At my day job I'm the Deployment Architect for a Fortune 50 company with an SCCM 2007 environment ( currently migrating to SCCM 2012 ) that has over 300,000 clients. Here's a few tips.
1) We don't do Per-User installs. They are impossible to manage and report on. If an installer must have Per-User resources and we can't get the application (typically vendor provided) we do this using an Active Setup technique where the first time each user logs on the MSI does a repair and populates the Per-User resources. Just realize you'll never get it off... it's essentially forever.
2) SCCM can handle non MSI deployment types but well written MSI's work the best.
3) Use snapshotted VM's to test your install in the SYSTEM context. (PSExec is your friend)
4) Test your install, uninstall, reinstall, upgrade, repair, change. Make sure everything is bulletproof.
5) Don't wrap up prereqs into a setup.exe bootstrapper. Decompose it and allow SCCM to package each of these items. You can then use package chains, task sequences or application model to allow SCCM to manage the chaining. You get better status, reporting and efficient use of the system.
Just a couple of thoughts if I remember these things correctly - the MSI should be capable of silent install, and among other things that means no custom actions exclusively in the UI sequence, because they will not be run at deployment time because you will probably suppress the UI. The execute sequence shouldn't have custom actions that might explicitly display messageboxes requiring acknowledgement unless they are based on calls to the Win32 MsiProcessMessage() API or equivalent.
I have the requirement as follows to create an installer for a Silverlight application that consumes WCF service and SQL Server as a database.
The goal is to create an all-in-one package that installs the application, the service and the SQL Server database on the server. Although the package should include all three the user should be able to install them separately as well. For ex. Silverlight application need not be installed on the server, and the WCF service not on the client and so on.
I'm right now trying with Wix installer, this is my first time using wix.
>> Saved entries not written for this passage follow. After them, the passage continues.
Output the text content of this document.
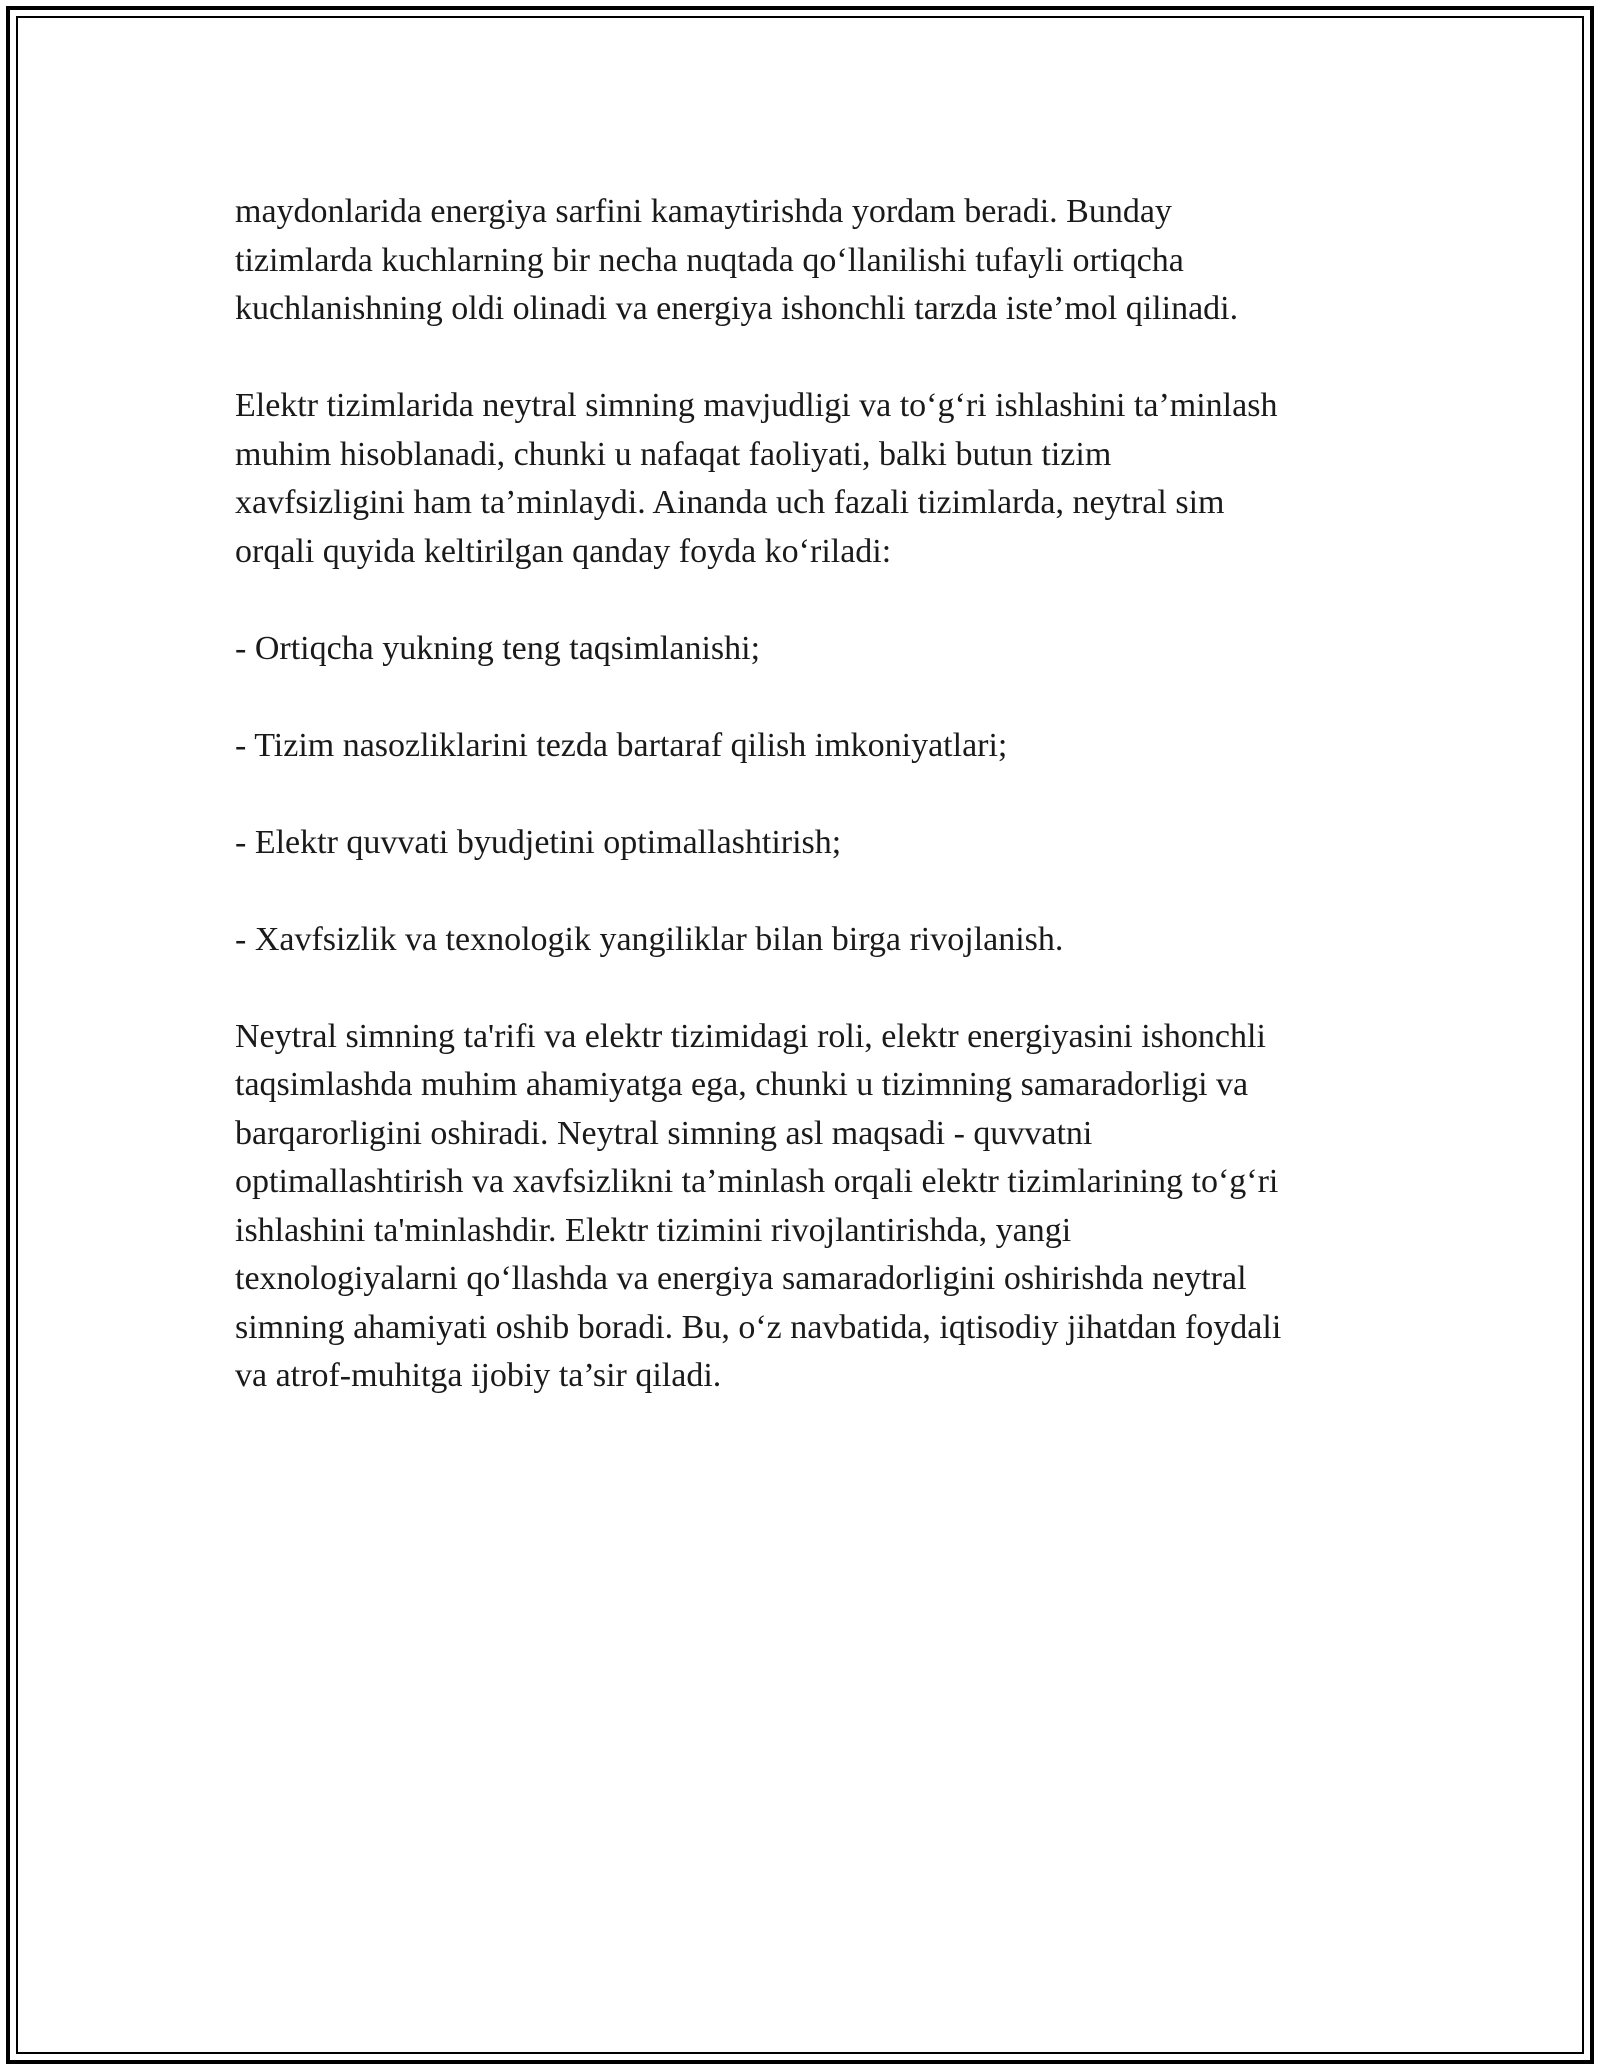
maydonlarida energiya sarfini kamaytirishda yordam beradi. Bunday
tizimlarda kuchlarning bir necha nuqtada qo‘llanilishi tufayli ortiqcha
kuchlanishning oldi olinadi va energiya ishonchli tarzda iste’mol qilinadi.

Elektr tizimlarida neytral simning mavjudligi va to‘g‘ri ishlashini ta’minlash
muhim hisoblanadi, chunki u nafaqat faoliyati, balki butun tizim
xavfsizligini ham ta’minlaydi. Ainanda uch fazali tizimlarda, neytral sim
orqali quyida keltirilgan qanday foyda ko‘riladi:

- Ortiqcha yukning teng taqsimlanishi;

- Tizim nasozliklarini tezda bartaraf qilish imkoniyatlari;

- Elektr quvvati byudjetini optimallashtirish;

- Xavfsizlik va texnologik yangiliklar bilan birga rivojlanish.

Neytral simning ta'rifi va elektr tizimidagi roli, elektr energiyasini ishonchli
taqsimlashda muhim ahamiyatga ega, chunki u tizimning samaradorligi va
barqarorligini oshiradi. Neytral simning asl maqsadi - quvvatni
optimallashtirish va xavfsizlikni ta’minlash orqali elektr tizimlarining to‘g‘ri
ishlashini ta'minlashdir. Elektr tizimini rivojlantirishda, yangi
texnologiyalarni qo‘llashda va energiya samaradorligini oshirishda neytral
simning ahamiyati oshib boradi. Bu, o‘z navbatida, iqtisodiy jihatdan foydali
va atrof-muhitga ijobiy ta’sir qiladi.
It looks good so far, but I'm not sure if it complies with all the following requirements.
Requirement:
Customers should be confident that applications will install on Windows Server 2008 R2 without degrading the operating system or other applications.
Installer related requirements
Do not require server to restart during and after Install / uninstall
Uninstall cleanly
Comply with Windows Resource Protection (WRP)
Allow user control of installation location
Comply with Kernel mode component requirements
Install shared components to correct location
Do not overwrite non proprietary files with older Versions
Support User Account Control for installation
Correctly conñgure package identity
Follow Best Practices for creating custom actions
Follow component rules
Install / uninstall
Support command iine installation
Applications using Windows Installer must successfully install in quiet mode via a command line with /qn switch.
I would like to know if Wix is the right tool or is there any other better free tools. Visual Studio setup project doesn't seem to be flexible or may be I'm wrong.
If you want a free tool Wix should be your choice. Its no so easy to use it in the beginning, but it gets the job done. VS setup project is designed for small simple setup packages, you cannot consider it as an option based on the requirements you have.
Advanced Installer recently added dedicated support for Silverlight applications. It also covers your other requirements, including SQL Server databases. The only downside is that it's a commercial tool, so you need to get a license.
But if you want a free tool, WiX allows you to hack pretty much anything into your installer. So if you like it, you should stick with it and start implementing custom actions which cover the requirements which are not supported by Windows Installer.